Here's this press release from Secretary of Education Margaret Spellings: “No Child Left Behind is working. It’s doable, reasonable, and necessary. Any efforts to weaken accountability would fly in the face of rising achievement."

Rep. Howard P. "Buck" McKeon, R-Calif., says the scores show that NCLB should be reauthorized with its key ingredients in place. "They are also a stark reminder that we cannot and must not back away from the accountability, flexibility, and parental choice that are at the heart of the No Child Left Behind Act," says the statement from the senior Republican on the House Education and Labor Committee.

Rep. George Miller, D-Calif., the committee's chairman, suggests that student achievement would rise even faster if the law were rewritten to be easier to implement and if Congress provided increases in funding for it. "With an improved law and better funding, I believe that we will see much stronger achievement gains among all students," he said in his statement.
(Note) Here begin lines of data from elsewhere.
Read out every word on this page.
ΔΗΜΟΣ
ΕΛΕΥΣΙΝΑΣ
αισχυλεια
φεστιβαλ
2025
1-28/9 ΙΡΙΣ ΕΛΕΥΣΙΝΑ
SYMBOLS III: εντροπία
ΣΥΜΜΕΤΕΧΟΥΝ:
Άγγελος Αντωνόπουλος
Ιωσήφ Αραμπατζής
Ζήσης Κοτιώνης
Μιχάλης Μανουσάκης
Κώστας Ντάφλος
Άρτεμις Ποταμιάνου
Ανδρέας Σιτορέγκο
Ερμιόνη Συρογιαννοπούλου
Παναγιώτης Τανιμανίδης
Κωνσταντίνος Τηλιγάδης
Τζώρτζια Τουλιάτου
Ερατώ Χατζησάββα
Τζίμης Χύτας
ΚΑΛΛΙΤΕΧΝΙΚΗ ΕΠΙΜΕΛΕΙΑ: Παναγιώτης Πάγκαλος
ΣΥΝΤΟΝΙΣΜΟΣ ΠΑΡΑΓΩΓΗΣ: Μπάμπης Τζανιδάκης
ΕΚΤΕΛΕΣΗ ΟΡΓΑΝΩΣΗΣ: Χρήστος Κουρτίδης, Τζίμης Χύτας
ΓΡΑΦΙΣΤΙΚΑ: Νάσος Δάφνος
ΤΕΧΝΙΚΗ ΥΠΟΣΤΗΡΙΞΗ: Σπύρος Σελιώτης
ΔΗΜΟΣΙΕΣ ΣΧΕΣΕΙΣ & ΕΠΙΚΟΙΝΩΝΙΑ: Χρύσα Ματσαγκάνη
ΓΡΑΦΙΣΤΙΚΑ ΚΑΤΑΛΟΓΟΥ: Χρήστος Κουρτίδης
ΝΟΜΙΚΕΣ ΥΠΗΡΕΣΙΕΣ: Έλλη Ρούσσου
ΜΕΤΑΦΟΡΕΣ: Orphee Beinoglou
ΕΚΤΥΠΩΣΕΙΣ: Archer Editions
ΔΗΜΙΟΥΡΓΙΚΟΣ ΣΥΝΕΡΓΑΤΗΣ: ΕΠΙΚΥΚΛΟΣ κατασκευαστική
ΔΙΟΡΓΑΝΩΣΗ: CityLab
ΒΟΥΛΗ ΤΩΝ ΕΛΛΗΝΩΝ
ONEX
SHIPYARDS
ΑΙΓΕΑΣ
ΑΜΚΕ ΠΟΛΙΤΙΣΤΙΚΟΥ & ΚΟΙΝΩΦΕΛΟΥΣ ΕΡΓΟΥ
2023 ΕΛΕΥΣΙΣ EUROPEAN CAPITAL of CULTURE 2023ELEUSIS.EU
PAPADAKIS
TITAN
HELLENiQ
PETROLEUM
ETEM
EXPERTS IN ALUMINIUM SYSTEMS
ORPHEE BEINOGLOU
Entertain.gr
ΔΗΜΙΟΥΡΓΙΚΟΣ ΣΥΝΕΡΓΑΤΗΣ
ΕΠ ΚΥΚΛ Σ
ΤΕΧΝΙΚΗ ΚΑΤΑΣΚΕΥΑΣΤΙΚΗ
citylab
But NCLB isn't the only major policy that may affect a state's NAEP scores. Take a look at New Jersey. The state showed statistically significant increases in 4th grade and 8th grade math, as well as 4th grade reading. Its 8th grade reading results grew too, but not by a statistically significant amount. Its scale score rose by a higher number than most other gainers. The achievement gap in 4th grade narrowed in both subjects. (Read the state's press release here.)

Are NCLB's accountability pressures the reason for those gains? Or was the biggest factor the state's investments in preschool and facilities, all of it done under a state court order?

You could probably look at every state and ask such questions.

UPDATE: In an e-mail blast to reporters, FairTest's Bob Schaeffer says that the National Assessment Governing Board's press release has two points that undermine the argument that NCLB is having a positive impact. One says that gains between 2003 and 2007 aren't as as large as other periods in NAEP's history. The other notes that although 8th grade reading scores are up compared to 2005, they are below those of 2002. Schaeffer promises more when he's done a more thorough analysis.

1 Comment

Predictably, the administration is claiming that the NAEP support No Child Left Behind. They don’t.
NCLB became law in 2002.
Since 2002, fourth grade reading scores have gone up 2 points, and eighth grade reading scores have dropped one point. (The national average for grade 4 in 2007 was 221, with the lowest 10 percent scoring 174, the highest scoring 264. A two point gain is very small.)
The gap between students from high and low income families is also nearly unchanged, reduced by one point in grade 4, and two points in grade 8.
Students in Reading First, the reading component of NCLB, get much more instruction, an extra 100 minutes per week, or an extra semester every two years. What the NAEP scores tell us is that this huge investment is not paying off. Even if Reading First were only mildly effective, we would see noticeable improvement, not just two points after several years at one grade level and a drop of one point in another.